Il portait l’utopie d’un urbanisme fait par et pour les travailleurs Enregistrer au format PDF

Jeudi 2 janvier 2025

En ce dernier jour de l’année, notre camarade et ami Henri Thivillier a été emporté par une maladie qu’il n’avait pas vu venir, une infection foudroyante qui l’a contraint à un coma dont il n’a pu sortir. Il doit être furieux de ne pas avoir organisé la suite, lui qui a tant organisé, réuni, créé dans une vie de militant, de responsable politique, d’élu. Il a tant fait. Architecte dont les amis connaissent les traces dans Vénissieux et ailleurs, dirigeant de la SACOVIV, adjoint à l’urbanisme de André Gerin animateur du « grand bond en avant » des années 2000, puis de Michèle Picard acteur d’une transformation urbaine maîtrisée, conseiller communautaire de l’ère Collomb connu pour son regard critique aiguisé mais toujours au service du rassemblement le plus à gauche possible. Il décide en 2014 de laisser la place, mais poursuit son engagement public comme délégué de quartier, mais aussi au CERTA, ce centre de formation professionnelle vénissian qui donne sa chance aux jeunes les plus « éloignés de l’emploi », comme le disent les statistiques.

Il faut penser à ses filles, ses proches, celles qui l’ont aimé. Il nous semblait si solide. Il y a quelques années, on l’avait emmené aux urgences après une chute, du sang dans le cerveau dont il s’était remis, nous expliquant ensuite que la cause était sans doute une poutre maîtresse qui lui était tombé sur la tête dans son chantier de la maison familiale en Haute-Loire qu’il retapait… Un chantier incroyable dans une vieille bâtisse en pierre dont il refaisait tout seul la charpente, le chauffage, l’électricité, l’aménagement complet, et d’y installer son petit train immense, un rêve fou à transmettre aux petits-enfants.

Il était autant une personnalité aimée et reconnue de Vénissieux et de l’agglomération qu’un pilier de ce village de Haute-Loire à la vie sociale surprenante, entre expositions de photos, dessins, et histoires locales. Une démocratie locale à petite échelle, une forme de « communisme primitif » qu’il aimait faire connaître.

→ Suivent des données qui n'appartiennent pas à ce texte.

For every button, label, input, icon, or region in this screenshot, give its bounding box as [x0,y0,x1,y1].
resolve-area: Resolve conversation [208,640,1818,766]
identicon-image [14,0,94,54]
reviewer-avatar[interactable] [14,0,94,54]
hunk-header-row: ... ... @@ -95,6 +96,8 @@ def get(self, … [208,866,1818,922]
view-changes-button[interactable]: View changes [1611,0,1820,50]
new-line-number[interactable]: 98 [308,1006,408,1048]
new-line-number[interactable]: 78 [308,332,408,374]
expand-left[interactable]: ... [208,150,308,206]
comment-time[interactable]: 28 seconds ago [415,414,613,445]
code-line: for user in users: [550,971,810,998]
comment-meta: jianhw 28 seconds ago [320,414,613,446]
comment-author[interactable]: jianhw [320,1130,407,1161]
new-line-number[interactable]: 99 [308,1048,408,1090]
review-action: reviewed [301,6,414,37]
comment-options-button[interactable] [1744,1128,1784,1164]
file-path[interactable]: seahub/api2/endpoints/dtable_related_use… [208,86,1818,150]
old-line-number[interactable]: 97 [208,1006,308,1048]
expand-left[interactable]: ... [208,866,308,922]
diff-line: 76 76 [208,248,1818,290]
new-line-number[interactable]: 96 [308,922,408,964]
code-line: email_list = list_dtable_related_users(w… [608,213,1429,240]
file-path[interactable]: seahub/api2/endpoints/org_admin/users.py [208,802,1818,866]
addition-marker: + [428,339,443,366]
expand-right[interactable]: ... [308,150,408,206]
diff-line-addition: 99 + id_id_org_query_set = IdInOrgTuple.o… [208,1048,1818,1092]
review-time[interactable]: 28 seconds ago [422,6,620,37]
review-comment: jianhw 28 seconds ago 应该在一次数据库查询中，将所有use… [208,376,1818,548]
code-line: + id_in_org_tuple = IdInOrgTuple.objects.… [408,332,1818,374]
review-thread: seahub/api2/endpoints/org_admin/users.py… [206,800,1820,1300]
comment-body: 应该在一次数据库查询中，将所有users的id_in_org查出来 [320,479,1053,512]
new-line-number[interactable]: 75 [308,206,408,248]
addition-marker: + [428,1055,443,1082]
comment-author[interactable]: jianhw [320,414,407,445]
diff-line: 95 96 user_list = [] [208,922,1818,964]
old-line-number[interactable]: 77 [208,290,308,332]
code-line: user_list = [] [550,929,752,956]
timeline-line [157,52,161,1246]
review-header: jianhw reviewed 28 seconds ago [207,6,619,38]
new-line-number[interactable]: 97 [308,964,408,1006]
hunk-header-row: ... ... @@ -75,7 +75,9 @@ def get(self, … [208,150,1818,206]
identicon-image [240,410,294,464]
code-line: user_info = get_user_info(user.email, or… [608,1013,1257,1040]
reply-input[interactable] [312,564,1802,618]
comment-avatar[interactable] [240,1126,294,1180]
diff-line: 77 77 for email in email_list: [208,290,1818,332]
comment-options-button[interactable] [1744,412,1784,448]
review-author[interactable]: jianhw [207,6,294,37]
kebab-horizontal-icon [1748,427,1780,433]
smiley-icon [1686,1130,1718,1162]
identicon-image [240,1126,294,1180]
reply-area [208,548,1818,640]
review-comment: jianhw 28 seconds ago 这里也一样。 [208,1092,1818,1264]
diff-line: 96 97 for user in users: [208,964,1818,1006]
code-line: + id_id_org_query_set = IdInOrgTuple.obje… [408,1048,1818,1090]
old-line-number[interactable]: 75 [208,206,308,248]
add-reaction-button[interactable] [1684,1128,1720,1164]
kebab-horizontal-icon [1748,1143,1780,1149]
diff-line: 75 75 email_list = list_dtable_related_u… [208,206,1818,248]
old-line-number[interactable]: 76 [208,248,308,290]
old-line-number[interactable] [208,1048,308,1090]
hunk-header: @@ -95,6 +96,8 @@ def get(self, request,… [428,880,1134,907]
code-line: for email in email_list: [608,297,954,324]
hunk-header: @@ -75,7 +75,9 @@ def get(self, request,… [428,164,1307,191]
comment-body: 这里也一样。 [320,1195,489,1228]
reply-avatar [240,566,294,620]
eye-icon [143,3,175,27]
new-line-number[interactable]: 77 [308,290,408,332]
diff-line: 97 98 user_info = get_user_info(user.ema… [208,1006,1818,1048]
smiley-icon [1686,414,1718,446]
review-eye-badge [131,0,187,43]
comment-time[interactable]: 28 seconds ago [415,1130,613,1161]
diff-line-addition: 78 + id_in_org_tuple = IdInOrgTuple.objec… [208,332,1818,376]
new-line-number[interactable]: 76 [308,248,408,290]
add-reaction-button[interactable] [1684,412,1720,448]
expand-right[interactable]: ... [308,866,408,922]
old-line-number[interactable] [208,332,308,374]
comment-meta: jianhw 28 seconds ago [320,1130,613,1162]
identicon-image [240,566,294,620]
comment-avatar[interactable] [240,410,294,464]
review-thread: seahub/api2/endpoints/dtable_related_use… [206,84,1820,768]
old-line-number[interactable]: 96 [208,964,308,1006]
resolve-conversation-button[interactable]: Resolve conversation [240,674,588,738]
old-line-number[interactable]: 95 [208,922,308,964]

Mais c’est à Vénissieux que son engagement communiste avait pris toute son ampleur, porteur autant de la nécessaire intervention politique de ceux qui travaillent, de la solidarité avec les grandes luttes ouvrières, que du travail avec les ingénieurs, entrepreneurs et investisseurs qui était nombreux à l’apprécier comme adjoint à l’urbanisme et à l’économie, aux compétences politiques et techniques reconnues.

C’est à Vénissieux qu’il laisse un héritage politique majeur d’architecte et d’urbanisme, dans la rénovation urbaine des minguettes, dans l’allée des Savoies devenu un lieu attractif des filières automobiles, dans les premières étapes d’un projet de cœur de ville dépassant l’ancien village, de la gare à la médiathèque, cette médiathèque symbole de son ambition pour Vénissieux, un geste architectural, culturel et social de premier plan, un geste politique qui porte indissociablement son engagement de communiste et d’urbaniste.

Il a formé et accompagné de nombreux élus vénissians, expliquant autant la nécessité de l’enracinement militant que du besoin d’expertise à chercher auprès des professionnels. Je lui ai souvent demandé son avis, et je garde son message essentiel : « prenez le temps d’écouter la diversité de ceux qui ont une connaissance utile d’un dossier, dans les usages, comme dans les techniques, et prenez le temps d’échanger avec tous, pour construire des solutions qui rassemblent, sans jamais perdre nos objectifs politiques »

Il travaillait comme délégué de quartier à faire vivre en pratique son utopie d’ateliers d’urbanisme participatif, impliquant le maximum d’habitants pour dessiner ensemble la ville, parce qu’il avait enraciné en lui l’utopie communiste d’une société débarrassée de toute aliénation où chacun peut devenir dirigeant, où chacun peut participer à construire une ville par et pour les travailleurs.

C’est avec un drapeau rouge au cœur que nous serons nombreux à l’accompagner et que nous poursuivrons ses combats.